The easiest way to combat this is to switch to Beach/Snow scene mode, which overrides the metering system to ensure bright, correctly exposed snow. If you have the option of exposure compensation control, try adding +1 to +2 stops compensation for brighter, whiter results; take a test shot, check the results on your DSLR’s histogram and then adjust if necessary. What you want is the bell curve peaking centrally – if it’s way over to the left, it indicates underexposure, while a peak far on the right means it’s overexposing.
Altering the white balance can also help you enhance the bluey coldness of a snowy scene or boost the warm glow on the landscape from a weak sun struggling to shine. If you find you’re battling too much brightness on a snowy scene in strong bright sunshine, try using a neutral density (ND) graduated filter to cut down on all that reflected light; it’s also a great way of boosting contrast between clouds to lift flat, boring and overcast skies.

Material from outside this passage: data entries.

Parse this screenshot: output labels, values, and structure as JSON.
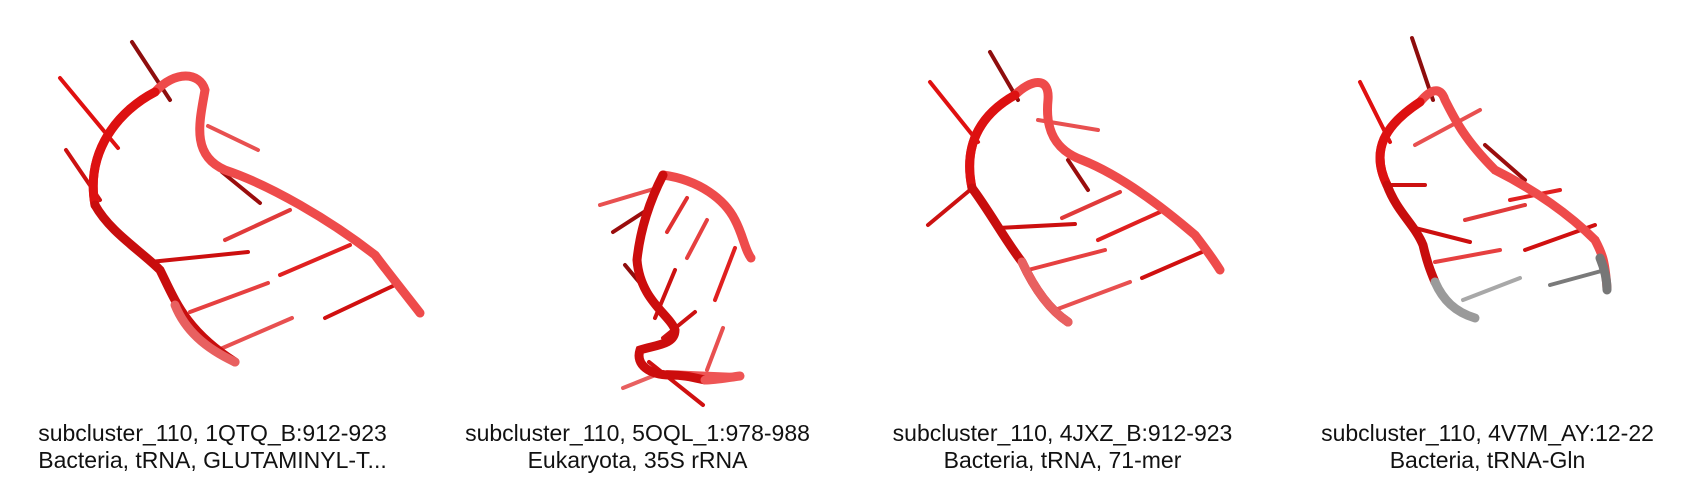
{
  "panels": [
    {
      "title": "subcluster_110, 1QTQ_B:912-923",
      "subtitle": "Bacteria, tRNA, GLUTAMINYL-T..."
    },
    {
      "title": "subcluster_110, 5OQL_1:978-988",
      "subtitle": "Eukaryota, 35S rRNA"
    },
    {
      "title": "subcluster_110, 4JXZ_B:912-923",
      "subtitle": "Bacteria, tRNA, 71-mer"
    },
    {
      "title": "subcluster_110, 4V7M_AY:12-22",
      "subtitle": "Bacteria, tRNA-Gln"
    }
  ],
  "colors": {
    "strand_dark": "#cc0000",
    "strand_mid": "#e62020",
    "strand_light": "#ee5555",
    "gray": "#9a9a9a"
  }
}
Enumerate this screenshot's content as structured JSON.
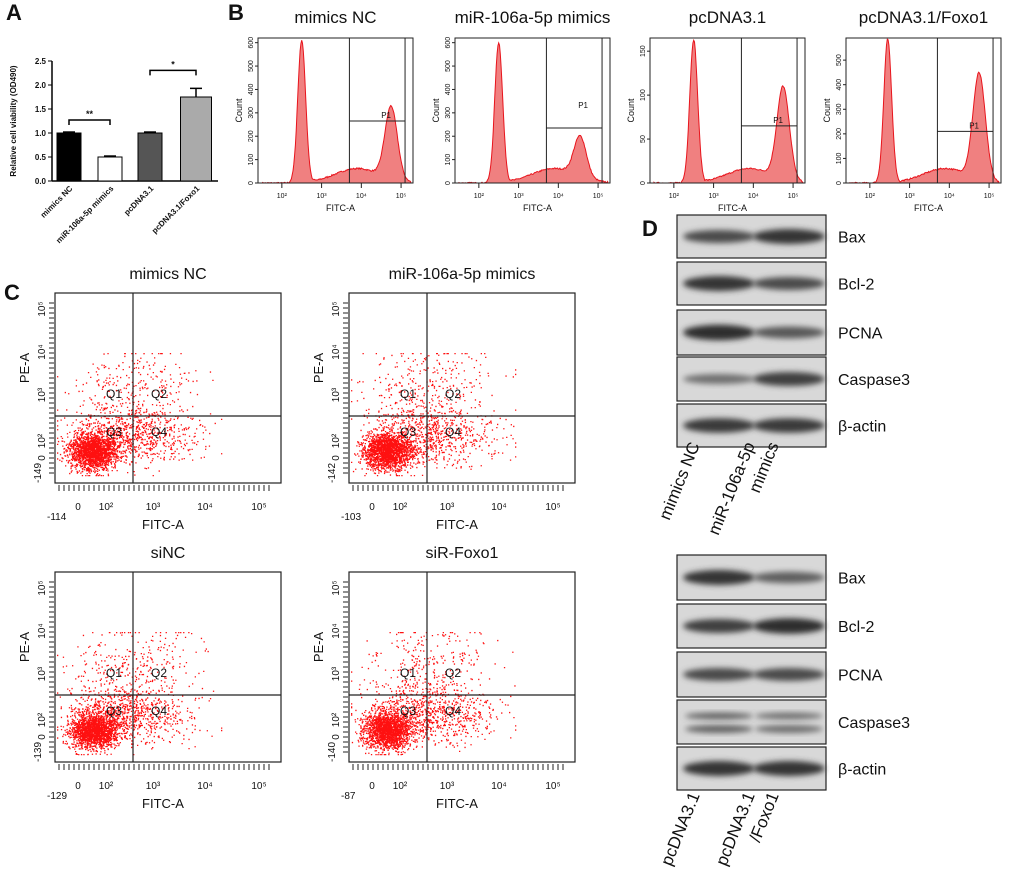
{
  "panels": {
    "a": "A",
    "b": "B",
    "c": "C",
    "d": "D"
  },
  "colors": {
    "histogram_fill": "#f08080",
    "histogram_line": "#e8141c",
    "dots": "#ff1010"
  },
  "chart_data": [
    {
      "panel": "A",
      "type": "bar",
      "ylabel": "Relative cell viability (OD490)",
      "categories": [
        "mimics NC",
        "miR-106a-5p mimics",
        "pcDNA3.1",
        "pcDNA3.1/Foxo1"
      ],
      "values": [
        1.0,
        0.5,
        1.0,
        1.75
      ],
      "errors": [
        0.02,
        0.02,
        0.02,
        0.18
      ],
      "bar_colors": [
        "#000000",
        "#ffffff",
        "#555555",
        "#aaaaaa"
      ],
      "ylim": [
        0,
        2.5
      ],
      "yticks": [
        "0.0",
        "0.5",
        "1.0",
        "1.5",
        "2.0",
        "2.5"
      ],
      "significance": [
        {
          "between": [
            0,
            1
          ],
          "label": "**"
        },
        {
          "between": [
            2,
            3
          ],
          "label": "*"
        }
      ]
    },
    {
      "panel": "B",
      "type": "area",
      "xlabel": "FITC-A",
      "ylabel": "Count",
      "xscale": "log",
      "xticks": [
        "10²",
        "10³",
        "10⁴",
        "10⁵"
      ],
      "gate": "P1",
      "plots": [
        {
          "title": "mimics NC",
          "ymax": 620,
          "yticks": [
            "0",
            "100",
            "200",
            "300",
            "400",
            "500",
            "600"
          ],
          "peak1": [
            2.5,
            610
          ],
          "peak2": [
            4.75,
            310
          ],
          "gate_level": 265
        },
        {
          "title": "miR-106a-5p mimics",
          "ymax": 620,
          "yticks": [
            "0",
            "100",
            "200",
            "300",
            "400",
            "500",
            "600"
          ],
          "peak1": [
            2.5,
            600
          ],
          "peak2": [
            4.55,
            170
          ],
          "gate_level": 235
        },
        {
          "title": "pcDNA3.1",
          "ymax": 165,
          "yticks": [
            "0",
            "50",
            "100",
            "150"
          ],
          "peak1": [
            2.5,
            163
          ],
          "peak2": [
            4.75,
            105
          ],
          "gate_level": 65
        },
        {
          "title": "pcDNA3.1/Foxo1",
          "ymax": 590,
          "yticks": [
            "0",
            "100",
            "200",
            "300",
            "400",
            "500"
          ],
          "peak1": [
            2.45,
            585
          ],
          "peak2": [
            4.75,
            430
          ],
          "gate_level": 210
        }
      ]
    },
    {
      "panel": "C",
      "type": "scatter",
      "xlabel": "FITC-A",
      "ylabel": "PE-A",
      "xticks": [
        "0",
        "10²",
        "10³",
        "10⁴",
        "10⁵"
      ],
      "yticks": [
        "0",
        "10²",
        "10³",
        "10⁴",
        "10⁵"
      ],
      "quadrants": [
        "Q1",
        "Q2",
        "Q3",
        "Q4"
      ],
      "plots": [
        {
          "title": "mimics NC",
          "xmin": "-114",
          "ymin": "-149"
        },
        {
          "title": "miR-106a-5p mimics",
          "xmin": "-103",
          "ymin": "-142"
        },
        {
          "title": "siNC",
          "xmin": "-129",
          "ymin": "-139"
        },
        {
          "title": "siR-Foxo1",
          "xmin": "-87",
          "ymin": "-140"
        }
      ]
    }
  ],
  "western_blots": [
    {
      "proteins": [
        "Bax",
        "Bcl-2",
        "PCNA",
        "Caspase3",
        "β-actin"
      ],
      "lanes": [
        "mimics NC",
        "miR-106a-5p mimics"
      ],
      "lane_labels": [
        [
          "mimics NC"
        ],
        [
          "miR-106a-5p",
          "mimics"
        ]
      ]
    },
    {
      "proteins": [
        "Bax",
        "Bcl-2",
        "PCNA",
        "Caspase3",
        "β-actin"
      ],
      "lanes": [
        "pcDNA3.1",
        "pcDNA3.1/Foxo1"
      ],
      "lane_labels": [
        [
          "pcDNA3.1"
        ],
        [
          "pcDNA3.1",
          "/Foxo1"
        ]
      ]
    }
  ]
}
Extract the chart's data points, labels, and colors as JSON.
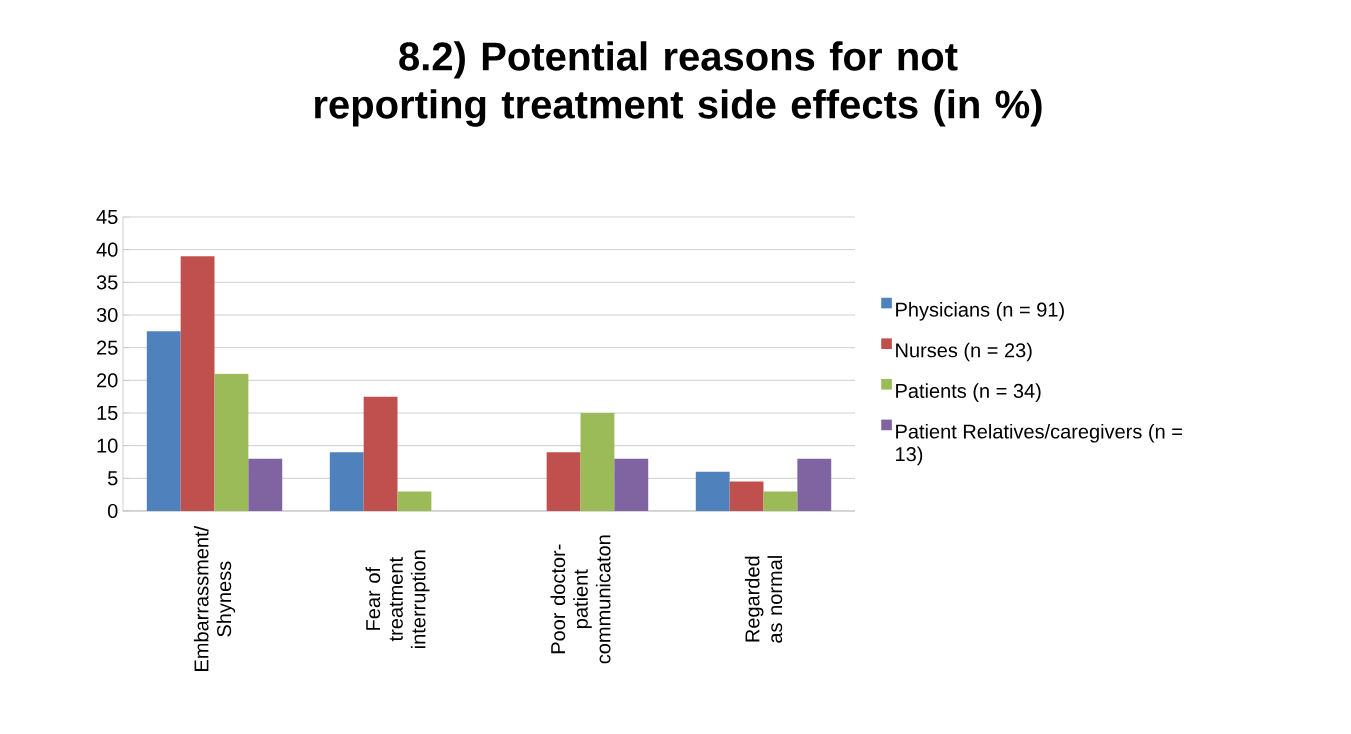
{
  "chart_data": {
    "type": "bar",
    "title": "8.2) Potential reasons for not reporting treatment side effects (in %)",
    "categories": [
      "Embarrassment/ Shyness",
      "Fear of treatment interruption",
      "Poor doctor- patient communicaton",
      "Regarded as normal"
    ],
    "series": [
      {
        "name": "Physicians (n = 91)",
        "color": "#4f81bd",
        "values": [
          27.5,
          9,
          0,
          6
        ]
      },
      {
        "name": "Nurses (n = 23)",
        "color": "#c0504d",
        "values": [
          39,
          17.5,
          9,
          4.5
        ]
      },
      {
        "name": "Patients (n = 34)",
        "color": "#9bbb59",
        "values": [
          21,
          3,
          15,
          3
        ]
      },
      {
        "name": "Patient Relatives/caregivers (n = 13)",
        "color": "#8064a2",
        "values": [
          8,
          0,
          8,
          8
        ]
      }
    ],
    "ylim": [
      0,
      45
    ],
    "yticks": [
      0,
      5,
      10,
      15,
      20,
      25,
      30,
      35,
      40,
      45
    ],
    "grid": "y",
    "legend": "right"
  }
}
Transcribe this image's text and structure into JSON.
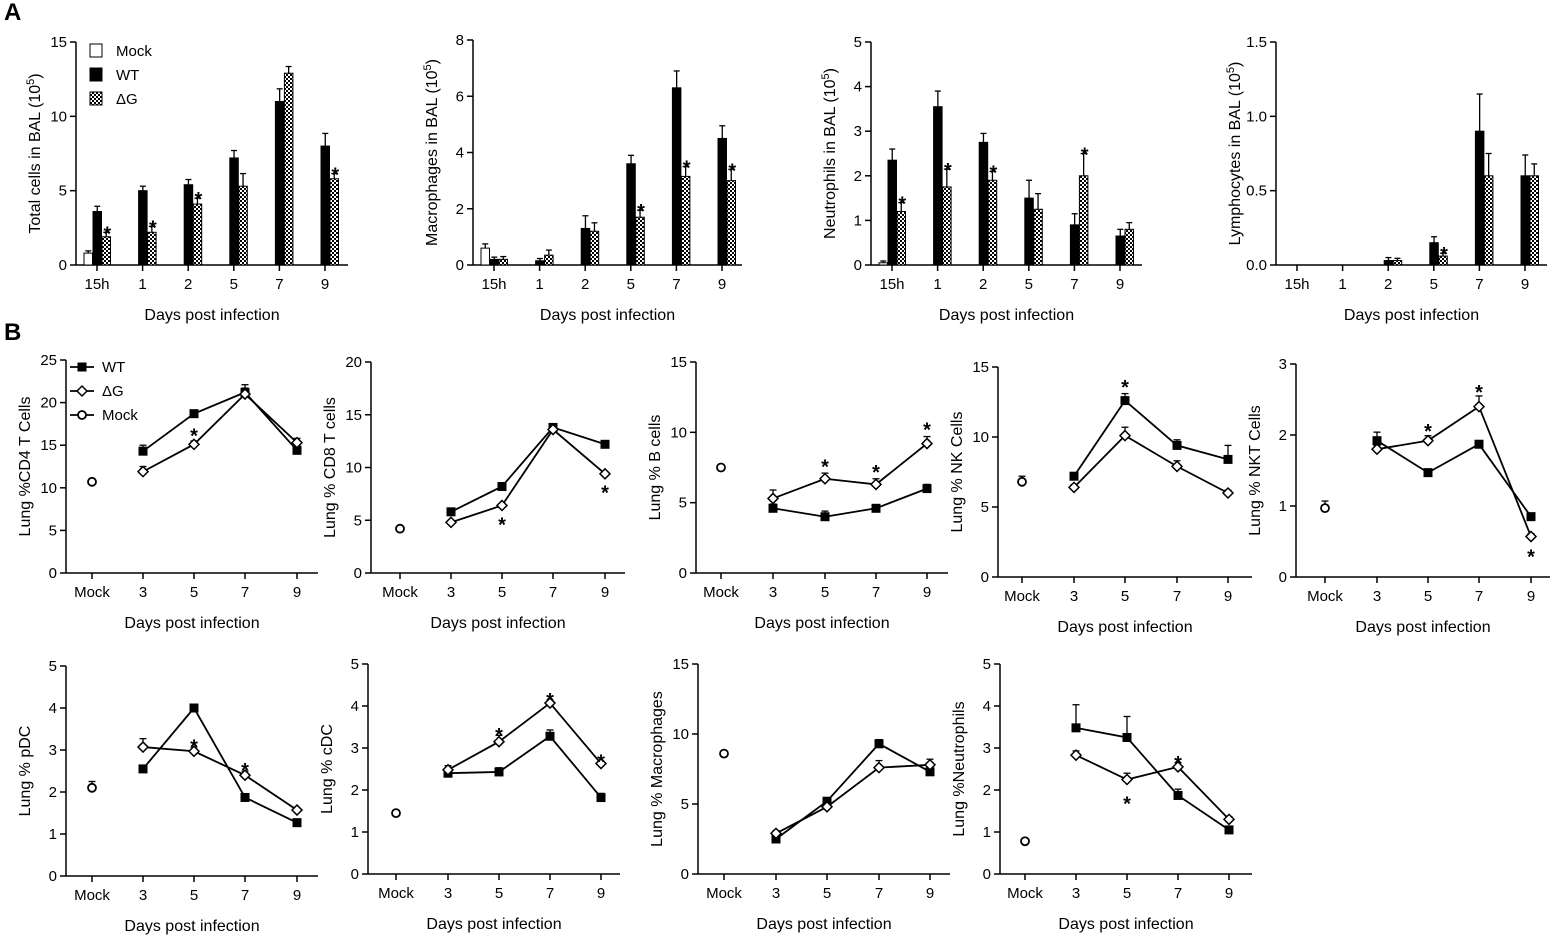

There’s nothing like pure, pristine snow blanketing the landscape and turning familiar, pedestrian scenes into alluring photo opportunities, but shooting it before it’s been trampled on by all and sundry does involve an early start. And, of course, take care with your own footprints when you’re reccying a scene… Another point to remember is that, with the sun generally low in the sky, it can be difficult to avoid it shining straight into your lens and causing flare. A lens hood can reduce this if you have to shoot with the sun in the frame.
Snow also brings great opportunities for candids – people sledging, snowballing, building snowmen, trudging through it. Choose a long lens setting and you might even be able to capture the action through the window from the comfort and warmth of your own home!